The following post, by Sarah Cannon of Digital Reasoning, was originally published in that company’s blog. Digital Reasoning has graciously permitted us to re-publish here for your convenience.
At the beginning of each release cycle, engineers at Digital Reasoning are given time to explore the latest in Big Data technologies, examining how the frequently changing landscape might be best adapted to serve our mission. As we sat down in the early stages of planning for Synthesys 3.8 one of the biggest issues we faced involved reconciling the tradeoff between flexibility and performance. How can users quickly and easily retrieve knowledge from Synthesys without being tied to one strict data model?
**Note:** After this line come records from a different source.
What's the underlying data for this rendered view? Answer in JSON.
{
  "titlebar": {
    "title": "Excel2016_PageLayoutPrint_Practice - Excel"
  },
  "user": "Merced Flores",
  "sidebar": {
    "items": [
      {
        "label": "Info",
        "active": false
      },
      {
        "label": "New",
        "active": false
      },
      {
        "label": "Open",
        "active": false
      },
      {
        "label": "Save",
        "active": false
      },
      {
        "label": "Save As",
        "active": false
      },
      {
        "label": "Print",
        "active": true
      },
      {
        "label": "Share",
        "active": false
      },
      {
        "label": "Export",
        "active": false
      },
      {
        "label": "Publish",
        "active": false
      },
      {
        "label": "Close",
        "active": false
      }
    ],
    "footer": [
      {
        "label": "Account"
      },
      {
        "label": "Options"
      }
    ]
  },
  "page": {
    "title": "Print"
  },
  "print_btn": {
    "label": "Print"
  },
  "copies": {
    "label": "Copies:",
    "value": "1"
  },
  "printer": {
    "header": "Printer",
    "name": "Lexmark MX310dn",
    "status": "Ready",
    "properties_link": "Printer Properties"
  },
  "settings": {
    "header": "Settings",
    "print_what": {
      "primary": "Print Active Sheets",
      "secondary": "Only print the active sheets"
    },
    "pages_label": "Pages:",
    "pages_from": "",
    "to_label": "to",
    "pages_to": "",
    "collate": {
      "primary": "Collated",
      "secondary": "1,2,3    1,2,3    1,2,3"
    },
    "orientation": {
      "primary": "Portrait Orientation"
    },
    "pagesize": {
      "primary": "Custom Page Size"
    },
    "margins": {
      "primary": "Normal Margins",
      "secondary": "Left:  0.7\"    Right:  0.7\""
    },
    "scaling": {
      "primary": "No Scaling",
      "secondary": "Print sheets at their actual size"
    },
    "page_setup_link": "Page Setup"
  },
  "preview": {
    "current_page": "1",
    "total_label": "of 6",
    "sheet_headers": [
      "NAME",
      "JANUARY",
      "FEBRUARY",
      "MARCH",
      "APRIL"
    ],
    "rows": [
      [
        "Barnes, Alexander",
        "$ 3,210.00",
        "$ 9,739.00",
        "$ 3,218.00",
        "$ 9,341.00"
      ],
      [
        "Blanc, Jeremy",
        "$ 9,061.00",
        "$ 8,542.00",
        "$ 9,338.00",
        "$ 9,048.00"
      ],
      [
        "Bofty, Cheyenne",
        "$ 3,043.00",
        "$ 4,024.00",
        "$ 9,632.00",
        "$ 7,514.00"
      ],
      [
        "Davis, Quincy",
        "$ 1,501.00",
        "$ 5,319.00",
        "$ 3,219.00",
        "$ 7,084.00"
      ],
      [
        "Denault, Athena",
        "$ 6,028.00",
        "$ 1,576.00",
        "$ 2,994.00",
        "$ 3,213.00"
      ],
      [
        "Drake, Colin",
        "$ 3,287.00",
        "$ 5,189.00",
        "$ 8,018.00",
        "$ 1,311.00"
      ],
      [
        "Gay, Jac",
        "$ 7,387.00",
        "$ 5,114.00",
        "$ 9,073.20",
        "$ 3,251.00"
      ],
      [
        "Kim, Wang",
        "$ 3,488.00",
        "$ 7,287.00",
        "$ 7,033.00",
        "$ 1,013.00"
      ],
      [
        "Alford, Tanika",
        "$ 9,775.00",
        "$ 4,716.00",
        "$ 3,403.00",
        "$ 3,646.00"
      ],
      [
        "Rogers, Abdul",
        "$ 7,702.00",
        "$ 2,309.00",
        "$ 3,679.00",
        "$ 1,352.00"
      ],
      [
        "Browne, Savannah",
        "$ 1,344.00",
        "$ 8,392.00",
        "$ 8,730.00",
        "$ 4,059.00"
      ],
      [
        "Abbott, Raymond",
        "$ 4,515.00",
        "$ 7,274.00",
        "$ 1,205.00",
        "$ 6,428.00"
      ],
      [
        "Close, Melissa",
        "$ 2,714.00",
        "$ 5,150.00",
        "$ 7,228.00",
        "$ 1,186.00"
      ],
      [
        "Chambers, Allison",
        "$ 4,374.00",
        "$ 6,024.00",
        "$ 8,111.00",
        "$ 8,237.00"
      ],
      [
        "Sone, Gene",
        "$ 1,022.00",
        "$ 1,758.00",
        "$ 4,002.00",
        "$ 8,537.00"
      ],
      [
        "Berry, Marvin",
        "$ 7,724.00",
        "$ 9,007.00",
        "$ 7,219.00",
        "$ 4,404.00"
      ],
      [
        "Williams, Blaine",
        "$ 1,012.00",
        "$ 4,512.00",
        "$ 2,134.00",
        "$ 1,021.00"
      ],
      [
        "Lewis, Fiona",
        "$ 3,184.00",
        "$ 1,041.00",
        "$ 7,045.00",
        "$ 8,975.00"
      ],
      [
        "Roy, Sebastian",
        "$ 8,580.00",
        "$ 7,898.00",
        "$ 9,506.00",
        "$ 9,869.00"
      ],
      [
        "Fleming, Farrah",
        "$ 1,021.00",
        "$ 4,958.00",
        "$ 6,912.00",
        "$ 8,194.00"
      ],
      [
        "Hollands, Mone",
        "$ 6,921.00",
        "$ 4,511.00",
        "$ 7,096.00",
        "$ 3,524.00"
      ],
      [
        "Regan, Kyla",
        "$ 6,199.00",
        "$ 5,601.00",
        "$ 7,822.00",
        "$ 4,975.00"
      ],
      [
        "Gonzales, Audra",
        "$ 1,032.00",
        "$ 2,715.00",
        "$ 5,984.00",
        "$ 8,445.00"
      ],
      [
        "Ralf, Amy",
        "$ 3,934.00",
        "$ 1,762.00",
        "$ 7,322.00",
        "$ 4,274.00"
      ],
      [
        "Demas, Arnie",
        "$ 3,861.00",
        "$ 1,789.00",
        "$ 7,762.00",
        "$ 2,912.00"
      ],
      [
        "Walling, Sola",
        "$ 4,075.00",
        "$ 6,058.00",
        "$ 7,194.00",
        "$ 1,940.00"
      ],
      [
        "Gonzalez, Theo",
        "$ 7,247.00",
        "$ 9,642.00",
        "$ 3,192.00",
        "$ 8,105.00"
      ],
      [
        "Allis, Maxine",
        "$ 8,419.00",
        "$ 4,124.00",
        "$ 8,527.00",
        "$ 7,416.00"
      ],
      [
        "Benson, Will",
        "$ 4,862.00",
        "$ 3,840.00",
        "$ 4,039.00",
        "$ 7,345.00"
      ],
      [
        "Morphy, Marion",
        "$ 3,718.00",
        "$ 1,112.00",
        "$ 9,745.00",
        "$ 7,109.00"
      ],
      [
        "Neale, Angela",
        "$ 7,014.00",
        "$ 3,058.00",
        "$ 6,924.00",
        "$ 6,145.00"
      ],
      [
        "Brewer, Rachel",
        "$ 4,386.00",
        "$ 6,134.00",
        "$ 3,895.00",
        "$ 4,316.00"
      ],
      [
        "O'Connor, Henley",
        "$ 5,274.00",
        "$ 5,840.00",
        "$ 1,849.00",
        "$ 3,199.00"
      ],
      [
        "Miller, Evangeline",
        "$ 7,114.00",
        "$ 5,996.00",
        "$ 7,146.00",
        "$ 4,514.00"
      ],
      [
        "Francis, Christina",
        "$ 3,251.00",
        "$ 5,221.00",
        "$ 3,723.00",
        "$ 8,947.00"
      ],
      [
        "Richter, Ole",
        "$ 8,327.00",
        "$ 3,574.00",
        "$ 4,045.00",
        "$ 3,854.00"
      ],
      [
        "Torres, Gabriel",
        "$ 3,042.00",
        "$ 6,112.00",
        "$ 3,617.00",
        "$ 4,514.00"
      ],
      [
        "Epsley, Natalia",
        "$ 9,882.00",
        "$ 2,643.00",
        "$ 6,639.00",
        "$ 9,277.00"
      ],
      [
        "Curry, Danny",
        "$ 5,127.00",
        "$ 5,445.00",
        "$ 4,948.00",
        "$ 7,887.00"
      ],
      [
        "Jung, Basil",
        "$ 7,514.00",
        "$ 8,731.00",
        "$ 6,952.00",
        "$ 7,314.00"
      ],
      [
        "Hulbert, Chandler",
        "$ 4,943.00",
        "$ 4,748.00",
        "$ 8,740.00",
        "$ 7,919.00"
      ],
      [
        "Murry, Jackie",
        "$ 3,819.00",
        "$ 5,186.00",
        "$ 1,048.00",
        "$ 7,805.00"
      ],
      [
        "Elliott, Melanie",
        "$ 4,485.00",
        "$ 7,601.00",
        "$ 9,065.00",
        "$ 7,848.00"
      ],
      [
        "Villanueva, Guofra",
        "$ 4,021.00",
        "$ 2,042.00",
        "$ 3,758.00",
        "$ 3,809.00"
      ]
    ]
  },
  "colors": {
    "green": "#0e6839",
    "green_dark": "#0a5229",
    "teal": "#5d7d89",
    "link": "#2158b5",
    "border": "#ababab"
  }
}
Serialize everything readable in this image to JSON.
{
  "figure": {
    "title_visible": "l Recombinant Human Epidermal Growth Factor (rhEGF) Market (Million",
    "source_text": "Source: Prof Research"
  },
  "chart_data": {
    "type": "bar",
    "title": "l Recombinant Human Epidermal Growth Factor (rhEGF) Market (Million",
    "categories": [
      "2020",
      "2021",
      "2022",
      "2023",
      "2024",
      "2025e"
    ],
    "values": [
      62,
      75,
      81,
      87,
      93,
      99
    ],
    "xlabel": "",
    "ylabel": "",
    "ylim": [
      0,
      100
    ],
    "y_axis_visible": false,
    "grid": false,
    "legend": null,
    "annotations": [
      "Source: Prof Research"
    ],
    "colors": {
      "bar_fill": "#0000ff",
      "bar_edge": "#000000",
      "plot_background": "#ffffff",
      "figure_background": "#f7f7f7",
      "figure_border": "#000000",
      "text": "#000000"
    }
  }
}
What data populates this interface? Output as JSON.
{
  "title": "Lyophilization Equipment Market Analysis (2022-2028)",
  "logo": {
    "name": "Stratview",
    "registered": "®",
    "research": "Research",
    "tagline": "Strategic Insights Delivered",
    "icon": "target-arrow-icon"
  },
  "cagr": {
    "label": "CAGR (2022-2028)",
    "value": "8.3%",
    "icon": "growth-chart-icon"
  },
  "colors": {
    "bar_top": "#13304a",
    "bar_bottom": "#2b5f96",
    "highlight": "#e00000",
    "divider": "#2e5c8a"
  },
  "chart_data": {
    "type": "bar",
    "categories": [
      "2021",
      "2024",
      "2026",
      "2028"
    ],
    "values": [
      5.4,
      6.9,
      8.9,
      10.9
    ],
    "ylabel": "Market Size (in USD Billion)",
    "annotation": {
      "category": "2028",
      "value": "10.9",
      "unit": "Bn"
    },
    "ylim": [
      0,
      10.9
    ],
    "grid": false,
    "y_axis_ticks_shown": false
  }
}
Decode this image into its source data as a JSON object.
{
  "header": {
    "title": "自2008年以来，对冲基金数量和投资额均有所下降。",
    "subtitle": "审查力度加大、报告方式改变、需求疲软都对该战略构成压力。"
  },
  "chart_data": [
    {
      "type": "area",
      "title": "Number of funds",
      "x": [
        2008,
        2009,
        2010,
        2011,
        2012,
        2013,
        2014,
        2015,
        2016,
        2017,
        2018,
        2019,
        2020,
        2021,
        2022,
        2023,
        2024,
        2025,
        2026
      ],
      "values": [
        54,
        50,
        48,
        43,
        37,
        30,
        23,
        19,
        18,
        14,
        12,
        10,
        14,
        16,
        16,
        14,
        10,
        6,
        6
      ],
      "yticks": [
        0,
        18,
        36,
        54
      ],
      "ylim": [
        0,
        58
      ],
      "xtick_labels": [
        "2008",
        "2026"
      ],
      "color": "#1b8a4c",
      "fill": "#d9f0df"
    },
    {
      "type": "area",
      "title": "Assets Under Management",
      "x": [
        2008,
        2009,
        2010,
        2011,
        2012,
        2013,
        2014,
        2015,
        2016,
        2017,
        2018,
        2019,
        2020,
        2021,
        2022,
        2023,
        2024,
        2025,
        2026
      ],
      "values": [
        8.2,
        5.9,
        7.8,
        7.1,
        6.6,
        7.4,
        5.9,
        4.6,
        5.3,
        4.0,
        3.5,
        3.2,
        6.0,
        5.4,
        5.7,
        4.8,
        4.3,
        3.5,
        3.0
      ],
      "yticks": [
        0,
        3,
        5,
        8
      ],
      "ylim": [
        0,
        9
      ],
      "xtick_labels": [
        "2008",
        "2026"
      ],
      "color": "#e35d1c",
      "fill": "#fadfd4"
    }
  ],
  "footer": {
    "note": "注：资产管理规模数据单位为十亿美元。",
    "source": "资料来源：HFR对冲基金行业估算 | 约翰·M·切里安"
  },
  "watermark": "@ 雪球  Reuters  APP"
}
Previously we had developed solutions to tackle each concern individually. Apache Pig scripts, Apache Hive queries, and Apache Hadoop streaming all provided unbounded access to Synthesys but with the caveat of extended run times, while our own query language implementation offered real-time results but was limited in scope. Was it possible to have it all? Cloudera’s Impala project offered a worthwhile investigation.
What is Impala?
From our friends at Cloudera: “Cloudera Impala is an open source Massively Parallel Processing (MPP) query engine that runs natively on Apache Hadoop”. Built for performance, Impala uses in-memory data transfers with its native query engine allowing users to issue SQL queries against HDFS and Apache HBase and receive results in seconds. Impala fits right in to the Hadoop ecosystem, making it simple to get started. If you’ve used Hive, the learning curve is even simpler — Impala shares Hive’s metastore and supports many of the same functions. Luckily, our recent work with Hive left us perfectly poised to take advantage of Impala’s great features.
Laying the Groundwork
In our previous release, Synthesys 3.7, we introduced Synthesys-Hive integration. Hive is a data warehousing tool that allows users to query distributed systems with a SQL-like language that projects structure onto the data. Hive queries generate map-reduce jobs, allowing data analysts the ability to perform ETL operations on data in a Hadoop environment in ways that previously required in-depth knowledge of the Java MapReduce API. Our integration efforts made it possible to query Synthesys Knowledge bases with Hive whether the backend was HBase, Apache Accumulo, or Apache Cassandra, and we provided several default tables, views, and UDFs (user defined functions) for getting started. This was a great first step at making the output of Synthesys more accessible and addressing the flexibility concerns mentioned above. Users could now use SQL to explore the power of concept resolution in the entities table, view author, date and summaries of each document through the document_metadata table, or discover significant relationships in the assertions table. Once we got a Synthesys-Hive environment up and running, adding Impala was simple. All we had to do was issue a single Hive query to pull data in a view from the backend onto a materialized table in HDFS, and we were up and running with Impala!
Real Time Results
Impala quickly proved to offer a robust solution to the performance/flexibility quandary. Now we can do things like fuzzy searches on concepts,
Browse assertions with ease,
Ask corpus summary statistics such as “How many categorized elements do I have, by category?”
and even answer questions like “With whom has President Obama met most often?”
All the above was available before with Hive, but with extended wait times between each query. Now anyone with a little bit of SQL know-how can get answers to their questions in an instant.
Impala’s Role in Synthesys 3.8
The latest release of Synthesys introduced the concept of Knowledge Objects — an aggregation of the important information connected to an entity. The Knowledge Objects workflow automatically writes out several Impala tables ready for querying immediately after ingestion. Thanks to Impala’s ODBC and JDBC connectors, Synthesys Knowledge bases can connect to a number of third-party visualization tools such as Tableau, Centrifuge, and Zoomdata. In just a few short months, Impala went from a concept to us here at Digital Reasoning to an invaluable tool solving pertinent problems. We even started using it within Synthesys’ latest user experience, Glance (see screenshot below). Synthesys Glance offers a comprehensive and intuitive user experience for exploring the output of Synthesys in real-time. Users can search for concepts and discover relevant details, recent news, and key relationships. Search results are displayed in easy to understand graphics and icons representing business entities, geopolitical entities, locations, and persons. Impala drives the Glance query layer, using the the tables generated by the Knowledge Objects analytic.
Thanks to Impala, we found that Digital Reasoning really can “have it all” in terms of a flexible and fast query engine.